The field trip participants were supposed to meet at 9 am sharp in the picnic area near the entrance to the state forest, and the driving rain slowed us down plus we’d lost time pulling over so Dave could take the front seat, so we were cutting it close, but we made it. I expected to see at least a dozen cars there before us, but no—the parking area was empty. Well, empty of cars. There were plenty of birds in the trees, and now the rain was just a steady drizzle, so Mary and I jumped out. Despite the rain, we tallied 25 species, including a stunning Black-billed Cuckoo—a lifer for both Mary and me—not far from the car. I ran to tell Dave, but he’d seen one of those before. He stayed hunkered down with his arms folded across his chest and a frown on his face.
Mary and I had a lovely time in the picnic and parking area while Dave stayed in the car, now complaining because he didn’t bring anything to read. The drizzle kept up, but the temperature was pleasant and there was no wind. It wasn’t the best birding ever, but was far from the worst.

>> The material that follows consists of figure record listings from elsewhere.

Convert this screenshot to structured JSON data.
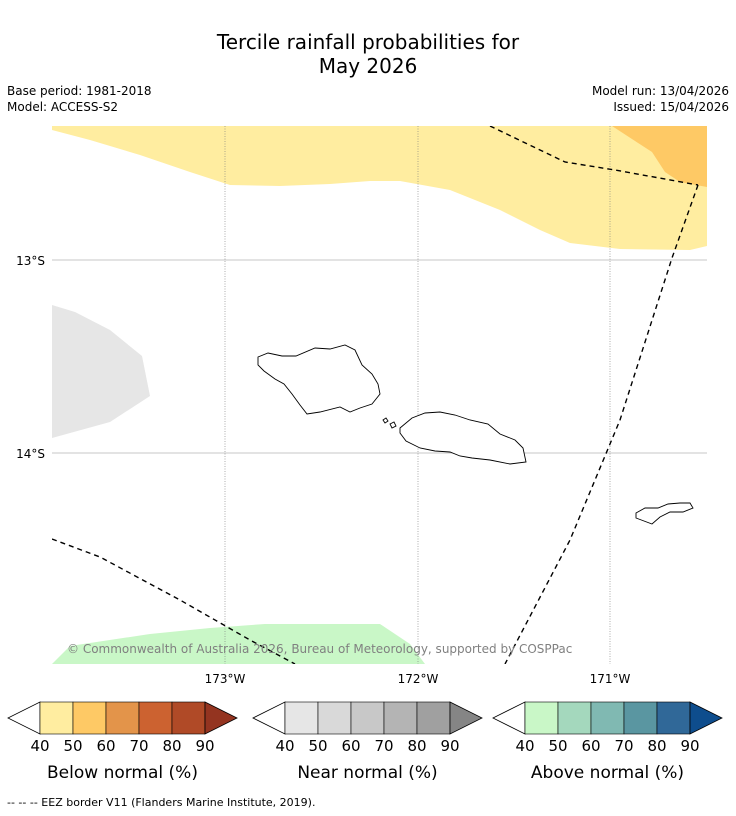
{
  "title_line1": "Tercile rainfall probabilities for",
  "title_line2": "May 2026",
  "base_period": "Base period: 1981-2018",
  "model": "Model: ACCESS-S2",
  "model_run": "Model run: 13/04/2026",
  "issued": "Issued: 15/04/2026",
  "copyright": "© Commonwealth of Australia 2026, Bureau of Meteorology, supported by COSPPac",
  "lat_labels": [
    "13°S",
    "14°S"
  ],
  "lon_labels": [
    "173°W",
    "172°W",
    "171°W"
  ],
  "colorbars": [
    {
      "label": "Below normal (%)",
      "ticks": [
        "40",
        "50",
        "60",
        "70",
        "80",
        "90"
      ],
      "colors": [
        "#ffeda0",
        "#fec965",
        "#e3944a",
        "#cc6230",
        "#b04a27",
        "#943420"
      ]
    },
    {
      "label": "Near normal (%)",
      "ticks": [
        "40",
        "50",
        "60",
        "70",
        "80",
        "90"
      ],
      "colors": [
        "#e6e6e6",
        "#d9d9d9",
        "#c8c8c8",
        "#b4b4b4",
        "#a0a0a0",
        "#858585"
      ]
    },
    {
      "label": "Above normal (%)",
      "ticks": [
        "40",
        "50",
        "60",
        "70",
        "80",
        "90"
      ],
      "colors": [
        "#c9f7c7",
        "#a4d8bd",
        "#80b9b2",
        "#5a96a1",
        "#306898",
        "#0e4d8d"
      ]
    }
  ],
  "footer": "--  --  -- EEZ border V11 (Flanders Marine Institute, 2019)."
}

This being 1976, there was a phone booth by the office, not far away, so after a couple of hours, it occurred to me to call Russ at home. He said maybe 10 minutes after I left, someone from Audubon had called to tell me the field trip had been cancelled. I had the Audubon newsletter with the weekend’s itinerary and directions to Warren Woods State Park, Warren Dunes State Park, and the Grand Mere Dunes. Mary and I would have seen a LOT of new birds in those spots, and we both wanted to forge ahead, but somehow spending the next 30 or more hours with a cranky third wheel didn’t seem bearable, so we headed home.
Mary Bouchard and I did some more birding together in the next couple of weeks, but then Russ and I moved to Madison, Wisconsin, early in June and I lost track of her. I just now googled Dave and he was easy to find, but I doubt he’d want to hear from me any more than I’d want to hear from him. He did teach me important lessons about saying no and about doing my best to be adaptable when birding with others. I can’t help but think about him as well as Mary Bouchard whenever I see or even think about a Black-billed Cuckoo—one of the saving graces of an unforgettable lost weekend.